Practices of Beautification among Somali-Dutch and Ghanaian-Dutch: People's Gendered Sense of the Self and Belonging  
Amisah Zenabu Bakuri (Vrije Universiteit Amsterdam)

Paper short abstract:

In this paper, I explore how practices of beautifications by Christians and Muslims in the Somali-Dutch and Ghanaian-Dutch communities in the Netherlands are important to their sense of self and sense of belonging.

Paper long abstract:

In this paper, I explore how practices of beautifications by Christians and Muslims in the Somali-Dutch and Ghanaian-Dutch communities in the Netherlands are important to their sense of self and sense of belonging.
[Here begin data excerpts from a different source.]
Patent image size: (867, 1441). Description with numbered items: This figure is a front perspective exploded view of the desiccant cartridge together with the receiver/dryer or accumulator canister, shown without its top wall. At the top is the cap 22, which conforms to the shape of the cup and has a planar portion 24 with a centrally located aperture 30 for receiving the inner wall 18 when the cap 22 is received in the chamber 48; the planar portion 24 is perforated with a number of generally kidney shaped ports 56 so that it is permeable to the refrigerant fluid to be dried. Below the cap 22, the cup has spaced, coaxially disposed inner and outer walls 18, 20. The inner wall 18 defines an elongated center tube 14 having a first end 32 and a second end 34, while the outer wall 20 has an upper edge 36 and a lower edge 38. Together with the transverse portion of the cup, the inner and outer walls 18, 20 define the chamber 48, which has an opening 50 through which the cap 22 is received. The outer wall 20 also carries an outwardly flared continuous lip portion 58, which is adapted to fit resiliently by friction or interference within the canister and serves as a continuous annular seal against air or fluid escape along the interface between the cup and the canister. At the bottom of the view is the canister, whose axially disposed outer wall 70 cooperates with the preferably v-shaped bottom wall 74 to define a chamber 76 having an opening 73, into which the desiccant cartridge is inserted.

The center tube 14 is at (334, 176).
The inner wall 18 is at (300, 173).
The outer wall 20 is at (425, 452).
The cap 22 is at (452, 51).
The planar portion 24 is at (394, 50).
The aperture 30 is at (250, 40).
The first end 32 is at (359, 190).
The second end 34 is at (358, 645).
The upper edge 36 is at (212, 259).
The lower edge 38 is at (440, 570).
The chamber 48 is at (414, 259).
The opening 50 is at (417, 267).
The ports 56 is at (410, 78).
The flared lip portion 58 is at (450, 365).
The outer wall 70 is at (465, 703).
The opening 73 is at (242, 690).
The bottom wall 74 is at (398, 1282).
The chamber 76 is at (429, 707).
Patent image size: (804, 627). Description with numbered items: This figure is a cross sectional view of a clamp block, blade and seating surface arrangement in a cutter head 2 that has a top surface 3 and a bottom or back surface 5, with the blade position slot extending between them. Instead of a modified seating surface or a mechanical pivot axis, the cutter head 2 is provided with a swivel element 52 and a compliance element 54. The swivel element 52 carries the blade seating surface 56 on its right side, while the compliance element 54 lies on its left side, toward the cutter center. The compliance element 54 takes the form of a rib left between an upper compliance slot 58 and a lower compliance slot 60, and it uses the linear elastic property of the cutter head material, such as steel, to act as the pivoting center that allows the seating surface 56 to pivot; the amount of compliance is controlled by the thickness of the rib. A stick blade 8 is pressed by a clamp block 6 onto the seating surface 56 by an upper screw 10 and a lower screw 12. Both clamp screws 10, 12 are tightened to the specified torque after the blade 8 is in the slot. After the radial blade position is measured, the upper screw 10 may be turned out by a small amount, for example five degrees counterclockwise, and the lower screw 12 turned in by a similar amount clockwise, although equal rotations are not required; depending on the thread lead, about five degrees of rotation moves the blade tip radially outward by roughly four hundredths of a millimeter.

I show how contemporary political discourses in the Netherlands constructs religious ‘Others’ and discuss how this discursive positioning impacts on how practices of beautifications become a response to current debates on religion and migration but also how people challenge certain assumptions about religion and migration through bodily practices. Based on 16 months of ethnographic fieldwork, I discuss how Othering impacts on people’s sense of belonging thus creatively and selectively priveledge certain identities. Similarly, I explore the ways in which participants redefine what beauty means at certain times in their life such as being married, unmarried or as parents. Although beauty practices may be primarily religiously symbolic practices, they are also influenced by practical concerns such as gendered and social understandings related to perceptions of respectability, propriety and belonging. Beauty practices are thus entangled with people’s sense of belonging or being included to either social or religious communities.